While they had been discussing Walter Brooklyn’s story, Ellery’s embarrassment had quite left him; but these words of Joan’s, and her look as she spoke them, brought it back in double force. He felt the blood rushing to his head, and became uncomfortably aware that he was going red in the face. Also, he could not take his eyes off Joan, and somehow it seemed that she could not take her eyes off him. They gazed at each other, with something of fear and something of embarrassment in their looks, and each was conscious of a heart beating more and more insistently within. For at least a minute neither of them spoke. Then Ellery said one word and put out his hand towards her. “Joan,” he said, and his voice sounded to him strange and unreal. He felt her hand grasp his, almost fiercely, and an acute sensation—it has no name—ran right through him at the touch. In an instant, her head was on his shoulder and his arms were round her. She was sobbing, and his cheek was caressing hers. “Poor darling,” he said at last.


Joan had meant that talk with Robert Ellery to be so practical, so entirely the opening of a business partnership. She and Bob were to clear her stepfather together; and, when they had done that, who knew what might come after? But there was to be no intrusion of sentiment until the work in hand was completed. In the event, things had not gone off at all as she intended. From the moment of his coming, she had felt a sense of danger—something poignant, yet intensely welcome—in their meeting. This feeling had been dispelled for the time while she told him her tale, and she had half said to herself that now she was safe. Then, in a moment, security had vanished, the sense of tension had come back far more strongly than before, she had felt herself merely a passive thing—as he was another passive thing—in the control of great elemental forces beyond herself. Without a word said, it seemed, a marriage had been arranged.
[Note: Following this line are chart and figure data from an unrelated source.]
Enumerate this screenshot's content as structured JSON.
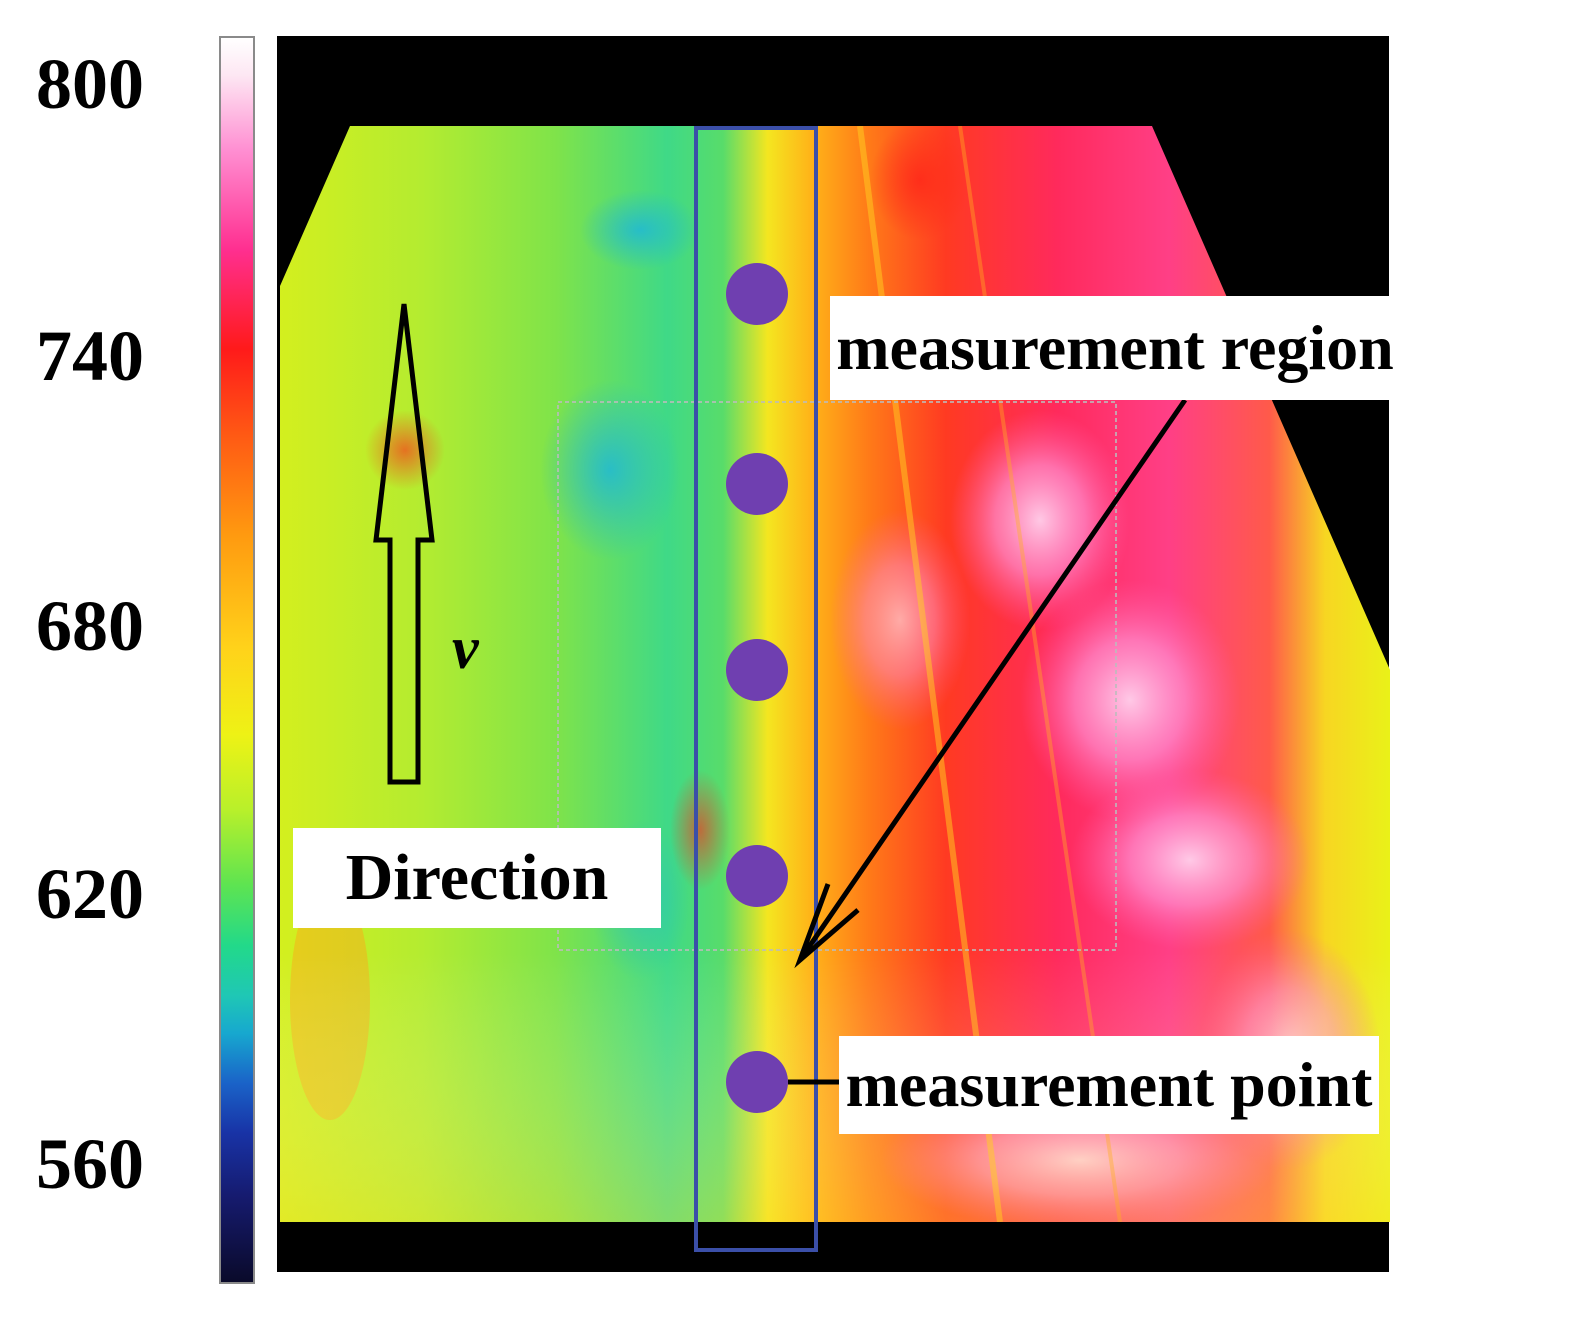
{
  "colorbar": {
    "ticks": [
      "800",
      "740",
      "680",
      "620",
      "560"
    ]
  },
  "annotations": {
    "region_label": "measurement region",
    "point_label": "measurement point",
    "direction_label": "Direction",
    "velocity_symbol": "v"
  },
  "measurement_points": {
    "count": 5,
    "color": "#6f3fb0"
  },
  "colors": {
    "region_box": "#3b4fa8",
    "background_band": "#000000",
    "hot": "#ff2f6a",
    "warm": "#ff9a10",
    "cool": "#22d98a"
  }
}
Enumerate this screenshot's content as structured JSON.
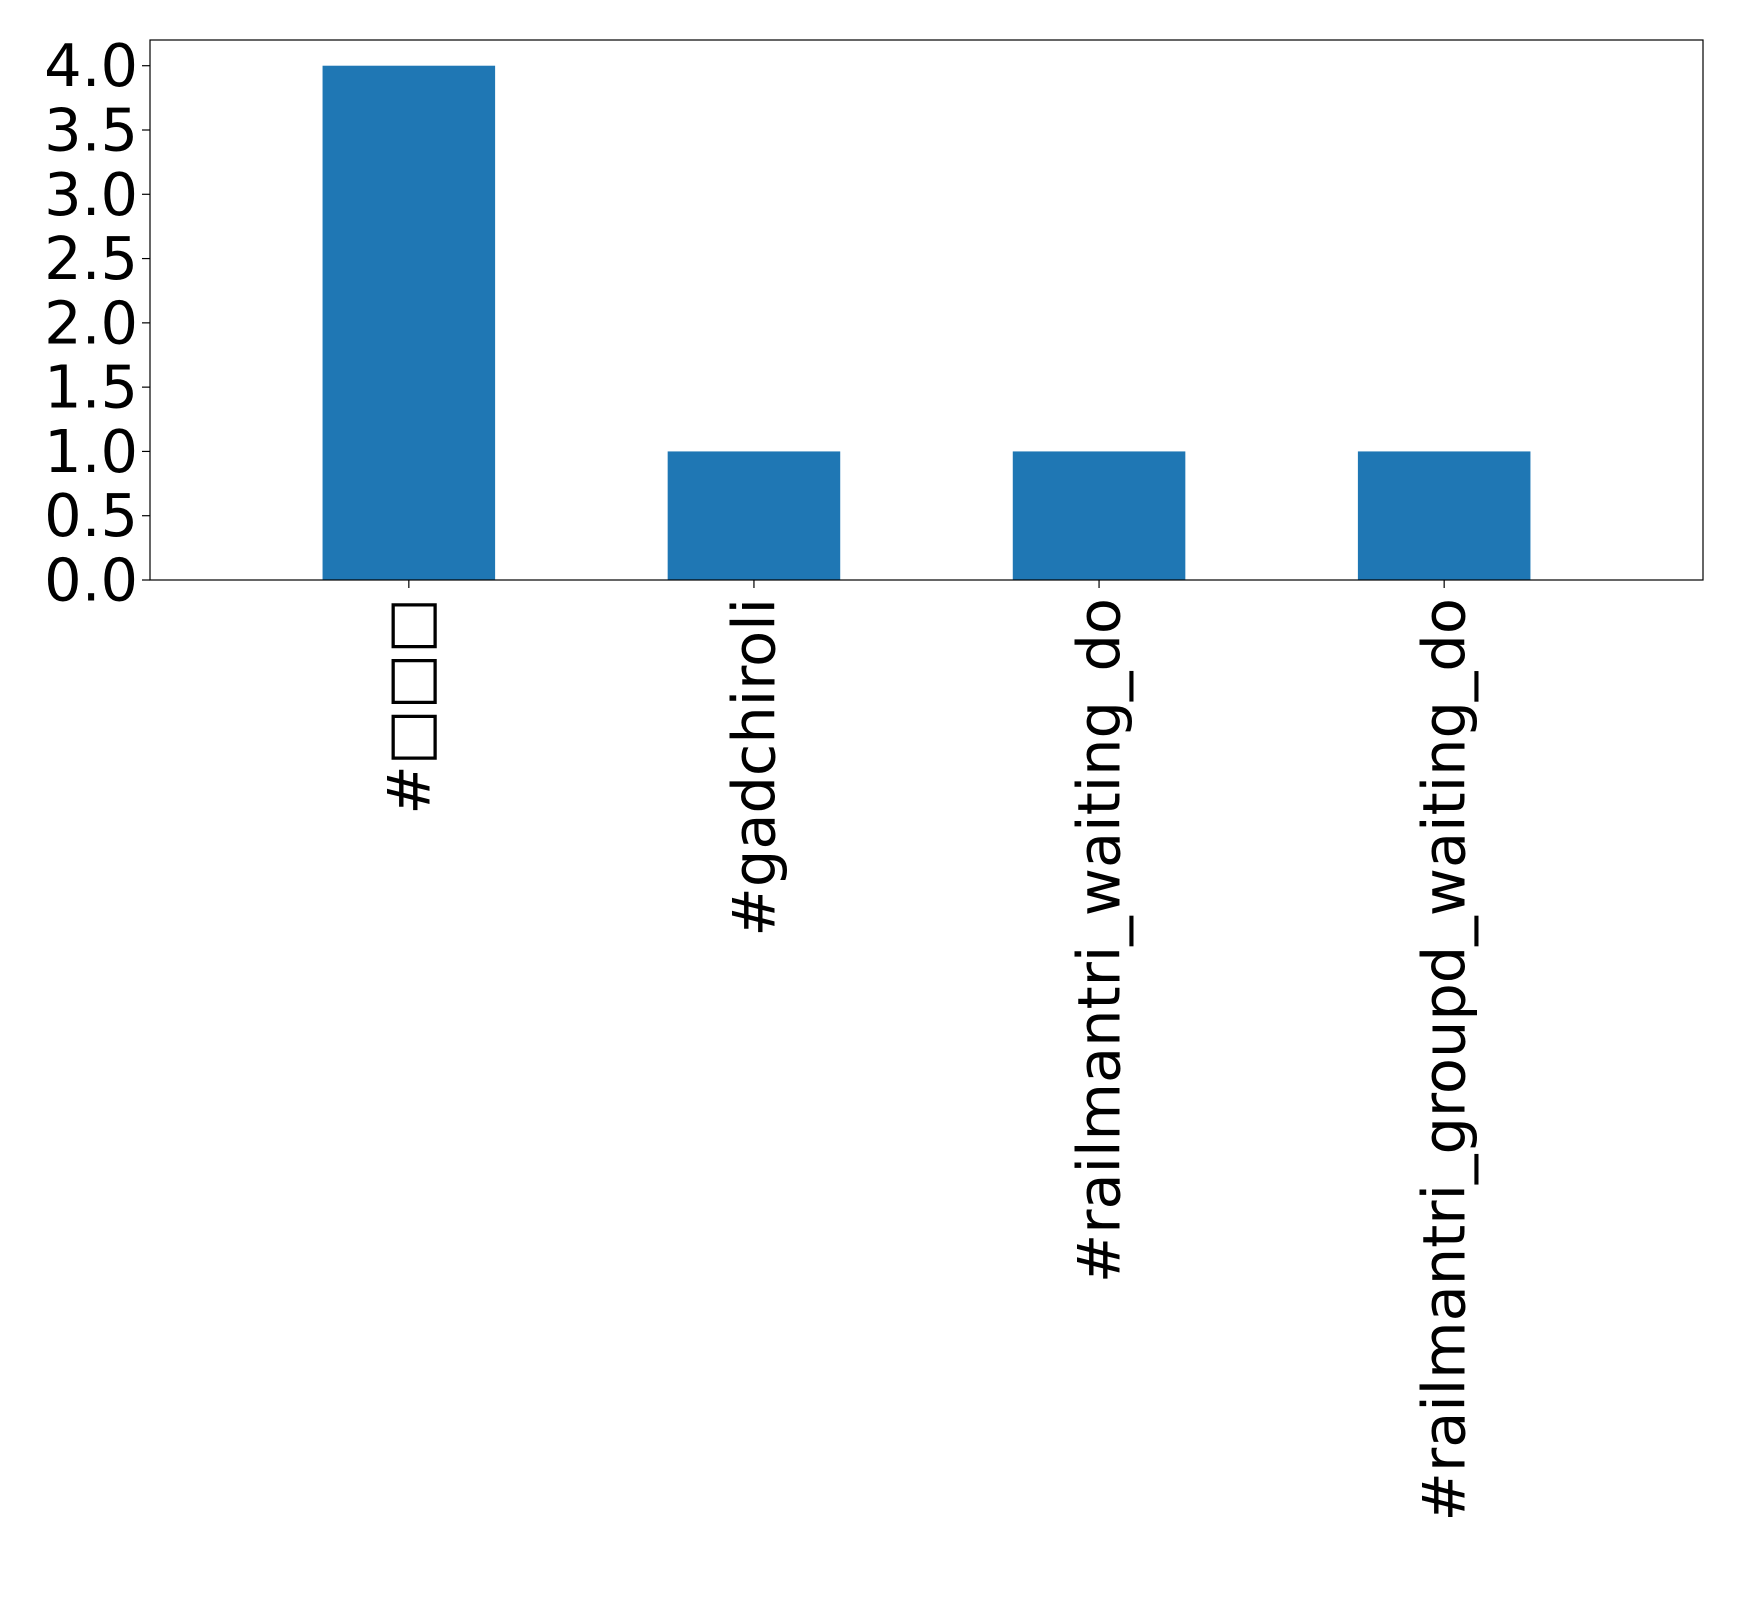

There was, indeed, no need for words between them on this matter of matters that had joined them indissolubly together. They were sitting now on the couch, holding each other’s hands. They could talk business—speak of what must be done to clear Walter Brooklyn—while with the contact of their bodies love interpenetrated them. And Joan could say to herself already that this most unbusinesslike proceeding was the best stroke of business she had ever done. For the immediate purpose she had in view, it had immensely strengthened their partnership. For these twain had become one flesh, and what was near her heart needs must be near his also.

As they sat there together, they formed their plan of campaign. It was obviously impossible to make a beginning until Joan had done her best to make Walter Brooklyn tell what he knew. If he were to refuse, their task would be so much the harder; but even the hardest task now seemed easy to them with the power of their love behind them. Whatever his attitude might be, they would still be ready to do their best for him. But surely he would tell Joan. There was no time to be lost. He must be seen at once, and Ellery set to work to advise Joan about the questions she ought to ask.
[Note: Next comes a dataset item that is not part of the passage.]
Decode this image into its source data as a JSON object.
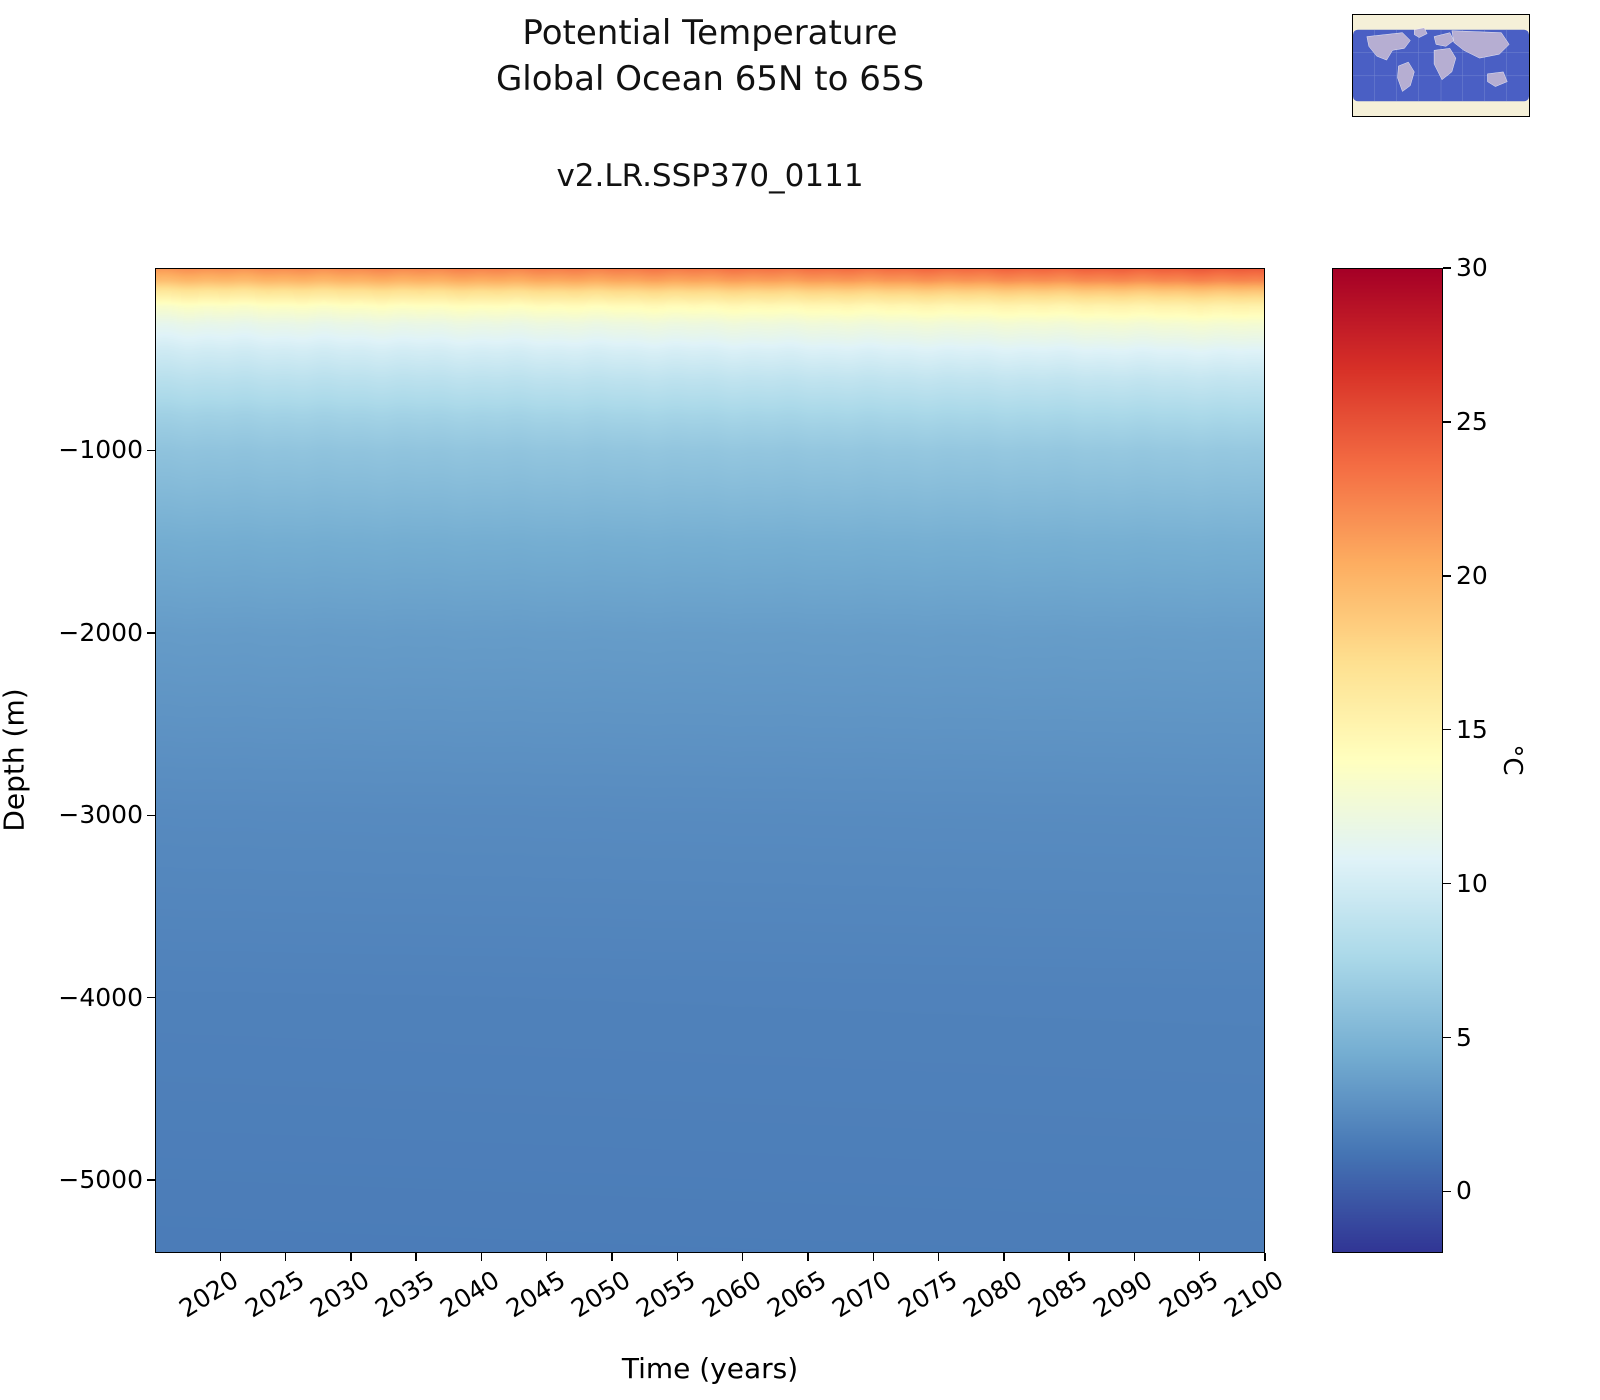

“It seems clear enough that he was in the house. I suppose he will be able to explain that. But we mustn’t be content with getting just his explanation of what he was doing here. Try to find out exactly what he did and where he went that day. We may need to be able to account for every minute of his time.”
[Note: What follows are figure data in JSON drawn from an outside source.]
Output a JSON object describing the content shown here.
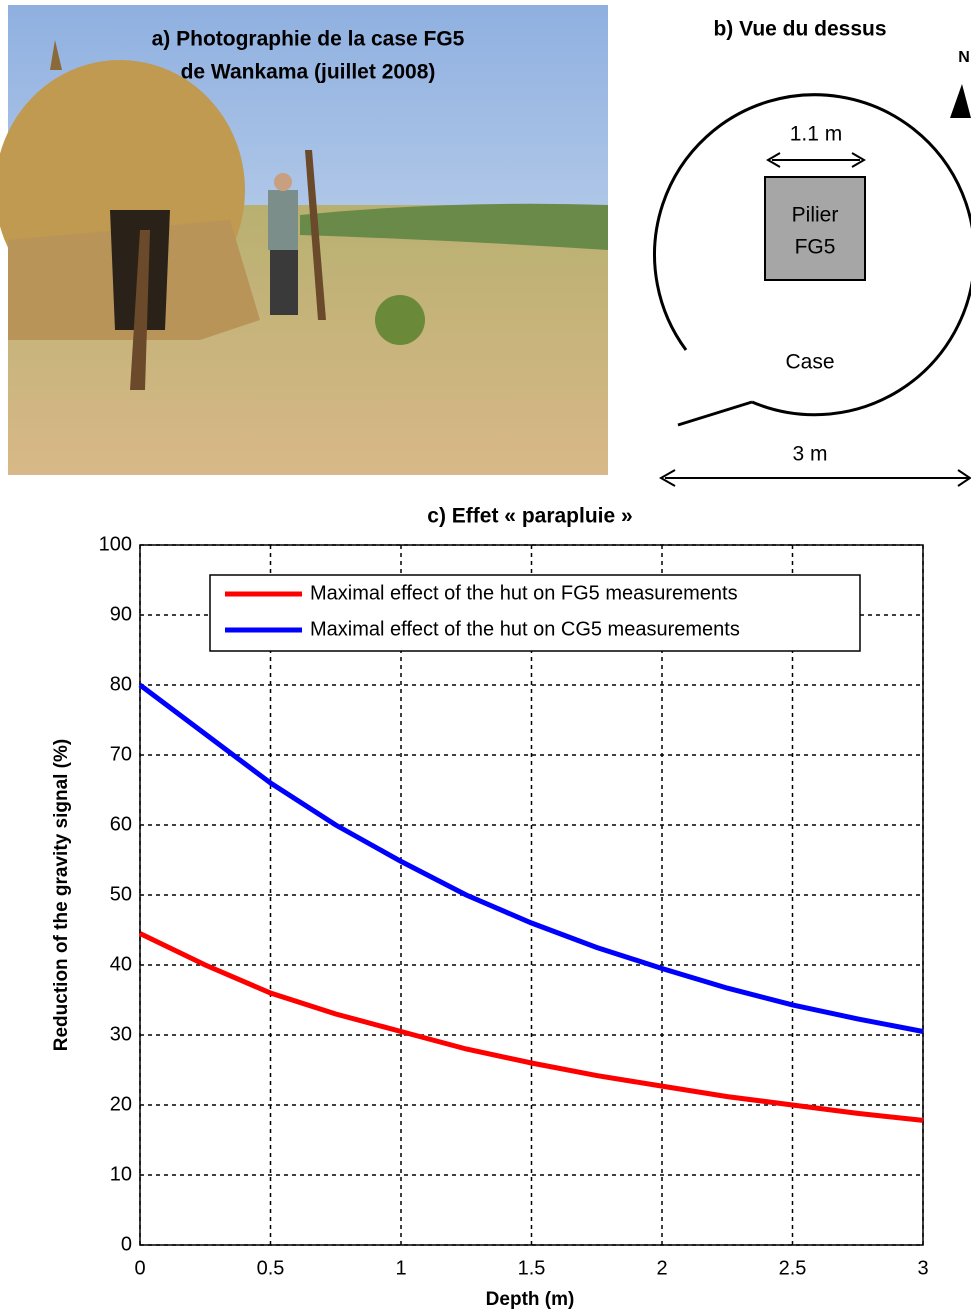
{
  "photo": {
    "caption": [
      "a) Photographie de la case FG5",
      "de Wankama (juillet 2008)"
    ]
  },
  "diagram": {
    "title": "b) Vue du dessus",
    "north": "N",
    "pillar_width": "1.1 m",
    "pillar": [
      "Pilier",
      "FG5"
    ],
    "hut": "Case",
    "hut_width": "3 m"
  },
  "chart_data": {
    "type": "line",
    "title": "c) Effet  « parapluie »",
    "xlabel": "Depth (m)",
    "ylabel": "Reduction of the gravity signal (%)",
    "x": [
      0,
      0.25,
      0.5,
      0.75,
      1,
      1.25,
      1.5,
      1.75,
      2,
      2.25,
      2.5,
      2.75,
      3
    ],
    "series": [
      {
        "name": "Maximal effect of the hut on FG5 measurements",
        "color": "#ff0000",
        "values": [
          44.5,
          40,
          36,
          33,
          30.5,
          28,
          26,
          24.2,
          22.7,
          21.2,
          20,
          18.8,
          17.8
        ]
      },
      {
        "name": "Maximal effect of the hut on CG5 measurements",
        "color": "#0000ff",
        "values": [
          80,
          73,
          66,
          60,
          54.8,
          50,
          46,
          42.5,
          39.5,
          36.7,
          34.3,
          32.3,
          30.5
        ]
      }
    ],
    "xlim": [
      0,
      3
    ],
    "xticks": [
      0,
      0.5,
      1,
      1.5,
      2,
      2.5,
      3
    ],
    "ylim": [
      0,
      100
    ],
    "yticks": [
      0,
      10,
      20,
      30,
      40,
      50,
      60,
      70,
      80,
      90,
      100
    ],
    "grid": true,
    "legend": "upper right"
  }
}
Joan said that she quite saw how every detail mattered. If he would tell her anything, he would probably be willing to tell the whole story. At all events, she would do her best. It would be wisest, they agreed, for her to go alone; for Walter Brooklyn would very likely refuse to talk if Ellery were with her. But he would walk round to the club with her, and wait while she tried to get her stepfather to see her.

So Joan and Ellery walked round to the Byron Club together. There was a strange pleasure—quite unlike anything they had known before—in merely walking side by side. They belonged to each other now. But the answer to Ellery’s inquiry of the Club porter was that Mr. Brooklyn was out, and that he had left word he might not return to the Club that night. Joan did not at all like the expression on the porter’s face as he gave this information. She saw that he at any rate had strong suspicions, presumably put into his mind by the police.

Asked whether he could say where Mr. Brooklyn was, the porter did not know. He might, perhaps, be at his other Club, the Sanctum, in Pall Mall. Or again, he might not. He had not said where he was going.